Beginning today, Virginia residents can no longer serve alcohol to house guests who are under 21, unless they are accompanied by a parent or guardian.
The new law closes a loophole that had allowed parents to host their children’s parties and serve alcohol to their underage guests. It is among 943 bills passed by the Republican-controlled 2006 General Assembly and signed into law by Gov. Timothy M. Kaine, a Democrat. Most take effect today.
“This needed, new law not only closes a loophole in Virginia law but also, hopefully, the door to the high school graduation ‘kegger,’” said Kurt Gregory Erickson, president of the McLean-based Washington Regional Alcohol Program.
Laura Dawson, whose 18-year-old son, Matt, was killed by a drunken driver on Memorial Day 1999, agreed with the change.
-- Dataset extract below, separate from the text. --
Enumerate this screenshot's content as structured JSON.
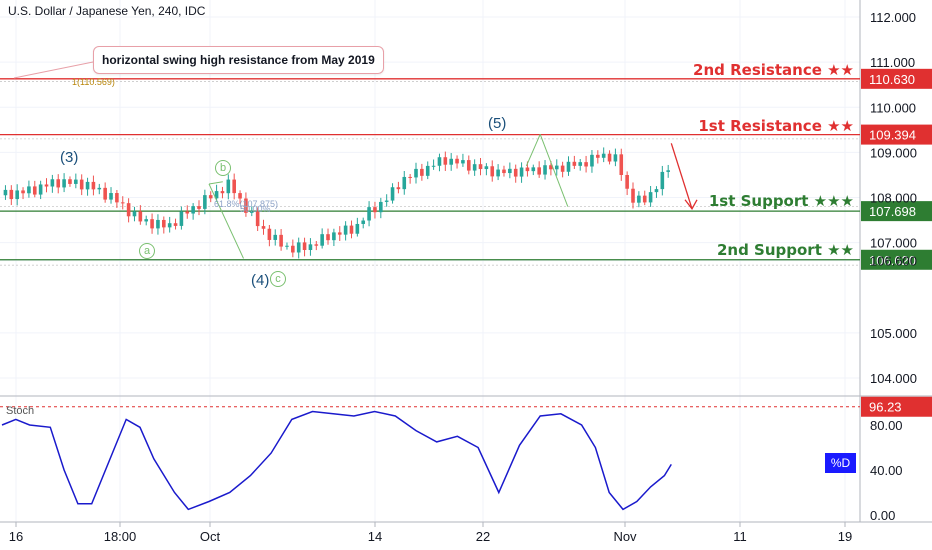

“I believe anything we can do to stop underage drinking is effective,” said Mrs. Dawson, a member of Mothers Against Drunk Driving, or MADD. “Hopefully, a life can be saved. Not only them, but who they encounter.”
Another law that takes effect today authorizes tougher penalties for owners of dogs that seriously injure others.
The law was prompted by the dog-mauling death of 82-year-old widow Dorothy Sullivan.
Mrs. Sullivan was attacked by three roaming pit bulls while walking her Shih Tzu, Buttons, in her rural Spotsylvania County front yard in March 2005. Buttons also was killed in the attack, which sparked outrage in the community.
Lawmakers approved legislation to make a felony certain dog attacks that result in serious injury, punishable by up to five years in prison and a $2,500 fine.
Deanna Large, owner of the pit bulls that attacked Mrs. Sullivan, was convicted of involuntary manslaughter and sentenced to three years in prison. The tougher law dealing explicitly with dog attacks was not yet on the books.
Also taking effect are new laws that suspend the driver’s license of adults who illegally provide alcohol to teens and require a six-month minimum license suspension for anyone convicted of underage possession or consumption of alcohol.
People who sell phony international driver’s licenses will be subject to one year in jail and a $2,500 fine starting today. A new law making it a misdemeanor to sell, give or distribute a document purporting to be a driver’s license is intended to strengthen existing restrictions on producing bogus licenses.
The law targets people who sell the counterfeit licenses to unsuspecting immigrants, who can obtain an authentic International Driver’s Permit from AAA Mid-Atlantic or the American Automobile Touring Alliance.
Sex offenders also will face tougher punishment and more intensive monitoring after their release from prison. Among the changes taking effect this month is a mandatory minimum sentence of 25 years for offenders who commit certain violent sex crimes against children younger than 13. Perpetrators of such crimes previously faced five years to life in prison.
This article is based in part on wire service reports.